Nach Ende des Getreidedeals mit der Ukraine: Krieg im Schwarzen Meer

Seite 2: Getreidedeal zu Ende: Russland verärgert China und Türkei

So ist der größte Abnehmer des nun vorerst ausbleibenden ukrainischen Getreides ausgerechnet China, auf dessen Wohlwollen Russland in Zeiten eines offenen Sanktionskrieges mit dem Westen angewiesen ist.

Schon die Verlängerung des Getreidedeals im März fiel nicht zufällig mit dem Besuch des chinesischen Staatschefs Xi Jinping in Russland zusammen, glaubt die Wirtschaftsanalystin Alexandra Prokopenko. Nicht umsonst sind Getreidelieferungen ein wichtiger Punkt im chinesischen Friedensplan für die Ukraine.

Weitere wichtige Abnehmer ukrainischen Getreides sind Spanien und die Türkei. Auch mit Blick auf die Türkei "kann sich Russland eine Verschlechterung der Beziehungen derzeit nicht leisten", meint der russische Türkei- und Nahostexperte sowie Telepolis-Autor Ruslan Suleimanov in einer Analyse für das Carnegie Center Russia-Eurasia.

Sie sei de facto der einzige wirkliche Vermittler in den Beziehungen Moskaus zum Westen und von großer wirtschaftlicher Bedeutung. Auch die letzte Aufkündigung des Getreidedeals durch die Russen endete im Herbst 2022 mit einer Rückkehr des Kremls nach einer Kontaktaufnahme Erdoğans, erinnert Suleimanov.

Doch diesmal sind die Fronten zwischen dem Westen und Russland verhärteter als im vergangenen Herbst. Das liegt neben der ukrainischen Gegenoffensive auch am Angriff auf die russische Krim-Brücke durch ukrainische Drohnen – beides führt Moskau auf die massive westliche Militärunterstützung für Kiew zurück.

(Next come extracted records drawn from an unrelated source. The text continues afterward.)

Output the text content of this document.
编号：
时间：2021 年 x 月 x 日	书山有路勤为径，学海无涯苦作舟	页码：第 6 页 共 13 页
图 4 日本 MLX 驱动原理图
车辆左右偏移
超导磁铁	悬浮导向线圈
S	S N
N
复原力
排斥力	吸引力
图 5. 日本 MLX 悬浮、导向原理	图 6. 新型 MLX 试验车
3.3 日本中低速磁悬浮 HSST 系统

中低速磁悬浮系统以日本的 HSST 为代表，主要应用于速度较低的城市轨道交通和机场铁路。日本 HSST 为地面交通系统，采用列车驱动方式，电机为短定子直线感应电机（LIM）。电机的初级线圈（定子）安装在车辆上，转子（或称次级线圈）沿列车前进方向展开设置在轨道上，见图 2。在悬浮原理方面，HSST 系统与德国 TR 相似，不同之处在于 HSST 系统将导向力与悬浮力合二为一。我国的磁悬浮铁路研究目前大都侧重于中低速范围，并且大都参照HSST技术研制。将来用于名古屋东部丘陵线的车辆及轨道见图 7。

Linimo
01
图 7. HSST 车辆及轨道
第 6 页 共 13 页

Dabei darf freilich nicht übersehen werden, dass es natürlich die russische Invasion der Ukraine selbst ist, die die harten geopolitischen Probleme verursacht, von denen hier die Rede ist.

Kompromissvorschlag der UNO

Die UNO hat einen Kompromissvorschlag erarbeitet, der die Abwicklung der russischen Getreidegeschäfte über eine Tochter der russischen Agrarbank ermöglichen soll. Deren Status wäre dann vergleichbar mit dem der Gazprombank, die wegen der rückläufigen Rohstoffgeschäfte Russlands mit dem Westen noch an das SWIFT-System angeschlossen ist.

Sollte es trotz solcher Vorschläge nicht zu einer Einigung kommen, will Moskau bedürftigen Ländern in Afrika kostenlos Getreide liefern. "Wahrscheinlich geht es um die Mengen, die Afrika im Rahmen des UN-Nahrungsmittelprogramms erhält, also um rund eine Million Tonnen", schätzt Alexandra Prokopenko.

Angesichts einer Rekordernte ist das für Russland kein Problem. So kann der Kreml auch die moralische Keule aus dem Westen, arme Afrikaner müssten wegen Moskaus Verhalten hungern, wirkungsvoll entkräften.

Den Unmut in Ankara und Peking kann er damit allerdings nicht besänftigen. Im August wird Erdoğan Putin zu einem Staatsbesuch empfangen. "Der türkische Staatschef verfügt über große Hebel, um Russland zu überzeugen, zur Umsetzung des Getreideabkommens zurückzukehren", meint Alexandra Prokopenko.